Emerging technologies

Organ-on-a-chip systems and 3D cell culture models (spheroids, organoids) provide more physiologically relevant environments for ADMET testing. These platforms can recapitulate tissue architecture, cell-cell interactions, and dynamic flow conditions that monolayer cultures cannot. Coupling these advanced in vitro systems with computational modeling is expected to improve predictive accuracy and reduce reliance on animal studies.
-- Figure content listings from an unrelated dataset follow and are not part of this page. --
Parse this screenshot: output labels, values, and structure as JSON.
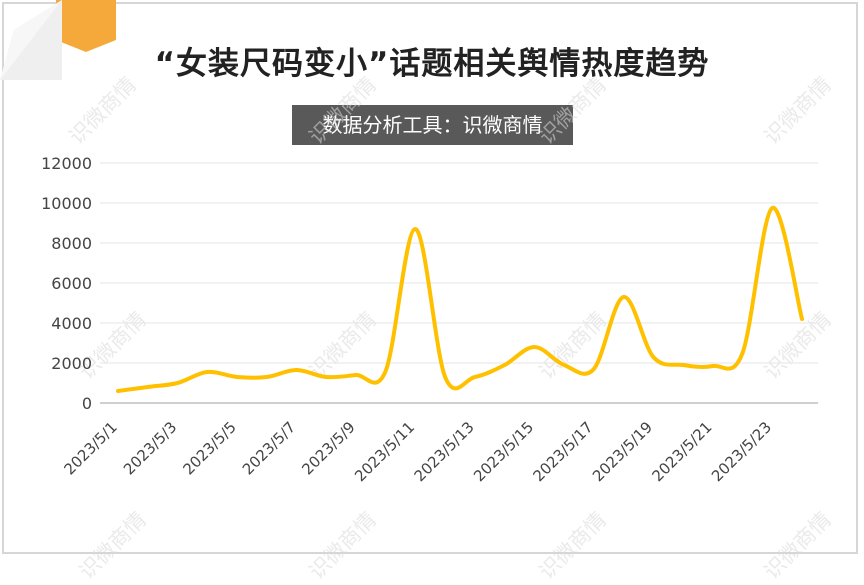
{
  "watermark": "识微商情",
  "colors": {
    "line": "#FFC000",
    "ribbon": "#F5A93A",
    "grid": "#e6e6e6",
    "axis": "#bfbfbf"
  },
  "chart_data": {
    "type": "line",
    "title": "“女装尺码变小”话题相关舆情热度趋势",
    "subtitle": "数据分析工具：识微商情",
    "xlabel": "",
    "ylabel": "",
    "ylim": [
      0,
      12000
    ],
    "yticks": [
      0,
      2000,
      4000,
      6000,
      8000,
      10000,
      12000
    ],
    "grid": true,
    "categories": [
      "2023/5/1",
      "2023/5/2",
      "2023/5/3",
      "2023/5/4",
      "2023/5/5",
      "2023/5/6",
      "2023/5/7",
      "2023/5/8",
      "2023/5/9",
      "2023/5/10",
      "2023/5/11",
      "2023/5/12",
      "2023/5/13",
      "2023/5/14",
      "2023/5/15",
      "2023/5/16",
      "2023/5/17",
      "2023/5/18",
      "2023/5/19",
      "2023/5/20",
      "2023/5/21",
      "2023/5/22",
      "2023/5/23",
      "2023/5/24"
    ],
    "xtick_labels": [
      "2023/5/1",
      "2023/5/3",
      "2023/5/5",
      "2023/5/7",
      "2023/5/9",
      "2023/5/11",
      "2023/5/13",
      "2023/5/15",
      "2023/5/17",
      "2023/5/19",
      "2023/5/21",
      "2023/5/23"
    ],
    "series": [
      {
        "values": [
          600,
          800,
          1000,
          1550,
          1300,
          1300,
          1650,
          1300,
          1400,
          1600,
          8700,
          1300,
          1300,
          1900,
          2800,
          1900,
          1700,
          5300,
          2300,
          1900,
          1850,
          2500,
          9750,
          4200
        ]
      }
    ]
  }
}
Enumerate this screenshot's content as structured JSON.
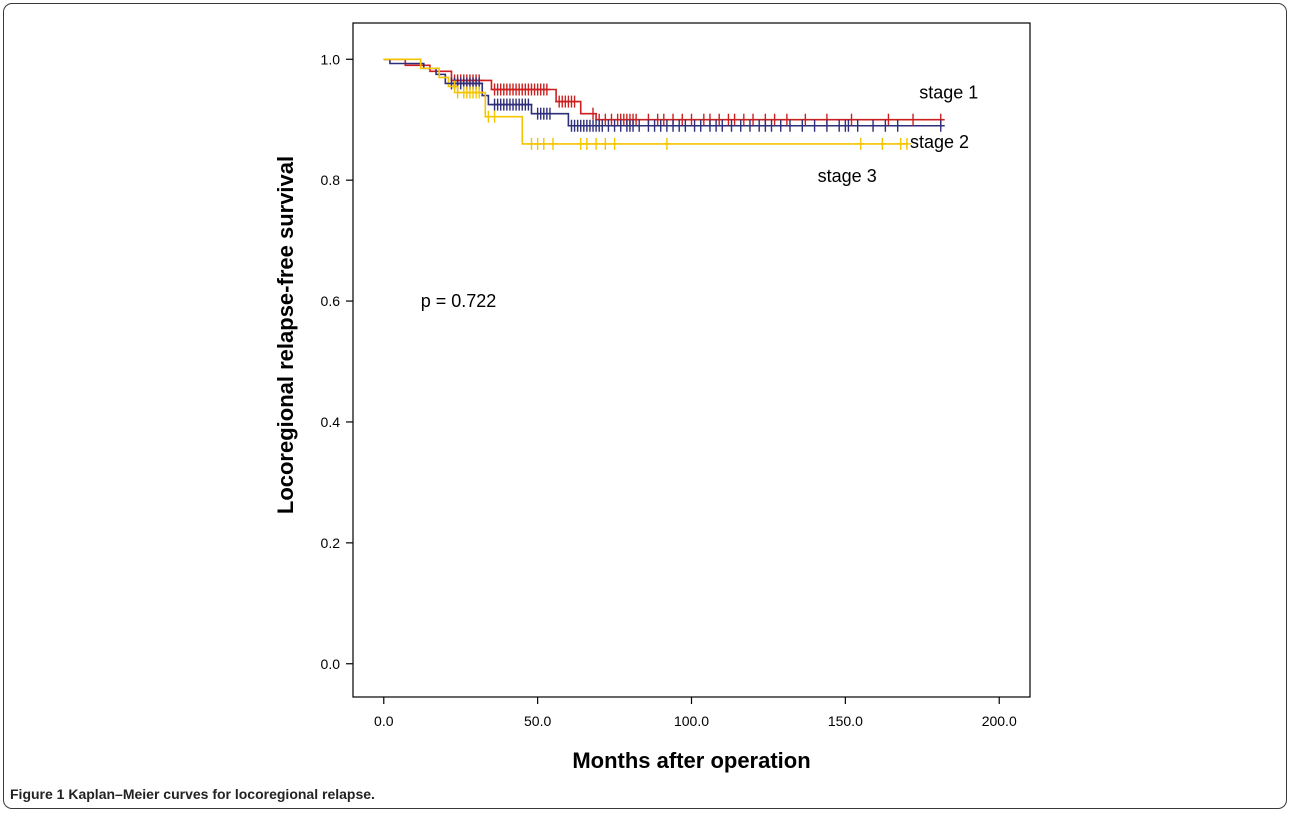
{
  "caption": {
    "label": "Figure 1",
    "text": "Kaplan–Meier curves for locoregional relapse."
  },
  "chart_data": {
    "type": "line",
    "step": true,
    "xlabel": "Months after operation",
    "ylabel": "Locoregional relapse-free survival",
    "xlim": [
      -10,
      210
    ],
    "ylim": [
      -0.055,
      1.06
    ],
    "xticks": [
      0,
      50,
      100,
      150,
      200
    ],
    "xtick_labels": [
      "0.0",
      "50.0",
      "100.0",
      "150.0",
      "200.0"
    ],
    "yticks": [
      0,
      0.2,
      0.4,
      0.6,
      0.8,
      1.0
    ],
    "ytick_labels": [
      "0.0",
      "0.2",
      "0.4",
      "0.6",
      "0.8",
      "1.0"
    ],
    "grid": false,
    "annotations": [
      {
        "id": "p-value",
        "text": "p = 0.722",
        "x": 12,
        "y": 0.59
      }
    ],
    "series": [
      {
        "name": "stage 1",
        "color": "#cc1f1f",
        "label_at": {
          "x": 174,
          "y": 0.935
        },
        "steps": [
          [
            0,
            1.0
          ],
          [
            7,
            0.99
          ],
          [
            15,
            0.98
          ],
          [
            22,
            0.965
          ],
          [
            35,
            0.95
          ],
          [
            56,
            0.93
          ],
          [
            64,
            0.91
          ],
          [
            69,
            0.9
          ],
          [
            182,
            0.9
          ]
        ],
        "censored": [
          23,
          24,
          25,
          26,
          27,
          28,
          29,
          30,
          31,
          36,
          37,
          38,
          39,
          40,
          41,
          42,
          43,
          44,
          45,
          46,
          47,
          48,
          49,
          50,
          51,
          52,
          53,
          57,
          58,
          59,
          60,
          61,
          62,
          68,
          70,
          72,
          74,
          76,
          77,
          78,
          79,
          80,
          81,
          82,
          86,
          89,
          91,
          94,
          97,
          100,
          104,
          106,
          109,
          112,
          114,
          117,
          120,
          124,
          127,
          131,
          137,
          144,
          152,
          164,
          172,
          181
        ]
      },
      {
        "name": "stage 2",
        "color": "#2e2e7a",
        "label_at": {
          "x": 171,
          "y": 0.853
        },
        "steps": [
          [
            0,
            1.0
          ],
          [
            2,
            0.993
          ],
          [
            13,
            0.985
          ],
          [
            17,
            0.975
          ],
          [
            20,
            0.96
          ],
          [
            32,
            0.94
          ],
          [
            34,
            0.925
          ],
          [
            48,
            0.91
          ],
          [
            60,
            0.89
          ],
          [
            182,
            0.89
          ]
        ],
        "censored": [
          22,
          23,
          24,
          25,
          26,
          27,
          28,
          29,
          30,
          31,
          36,
          37,
          38,
          39,
          40,
          41,
          42,
          43,
          44,
          45,
          46,
          47,
          50,
          51,
          52,
          53,
          54,
          61,
          62,
          63,
          64,
          65,
          66,
          67,
          68,
          69,
          70,
          71,
          73,
          75,
          77,
          79,
          80,
          81,
          83,
          86,
          88,
          90,
          92,
          94,
          96,
          98,
          101,
          103,
          106,
          108,
          110,
          113,
          116,
          119,
          122,
          124,
          126,
          129,
          132,
          136,
          140,
          144,
          148,
          150,
          151,
          154,
          159,
          163,
          167,
          181
        ]
      },
      {
        "name": "stage 3",
        "color": "#f5c400",
        "label_at": {
          "x": 141,
          "y": 0.797
        },
        "steps": [
          [
            0,
            1.0
          ],
          [
            12,
            0.985
          ],
          [
            18,
            0.97
          ],
          [
            21,
            0.955
          ],
          [
            24,
            0.945
          ],
          [
            33,
            0.905
          ],
          [
            45,
            0.86
          ],
          [
            170,
            0.86
          ]
        ],
        "censored": [
          23,
          24,
          26,
          27,
          28,
          29,
          30,
          31,
          34,
          36,
          48,
          50,
          52,
          55,
          64,
          66,
          69,
          72,
          75,
          92,
          155,
          162,
          168,
          170
        ]
      }
    ]
  }
}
Refinement of prediction models

Deep learning architectures, including graph neural networks that operate directly on molecular graphs, are showing improved performance on ADMET prediction benchmarks. Multi-task learning, where a single model predicts multiple ADMET endpoints simultaneously, can leverage shared information across related properties. Integration of multi-omics data (genomics, proteomics, metabolomics) into prediction frameworks promises a more mechanistic understanding of drug disposition.

Integration with systems biology

Systems pharmacology models combine ADMET predictions with target engagement, signaling pathway dynamics, and disease biology to simulate drug efficacy and safety at the whole-organism level. This holistic approach can capture feedback loops and compensatory mechanisms that single-endpoint predictions miss, ultimately supporting more informed decisions about which compounds to advance into clinical development.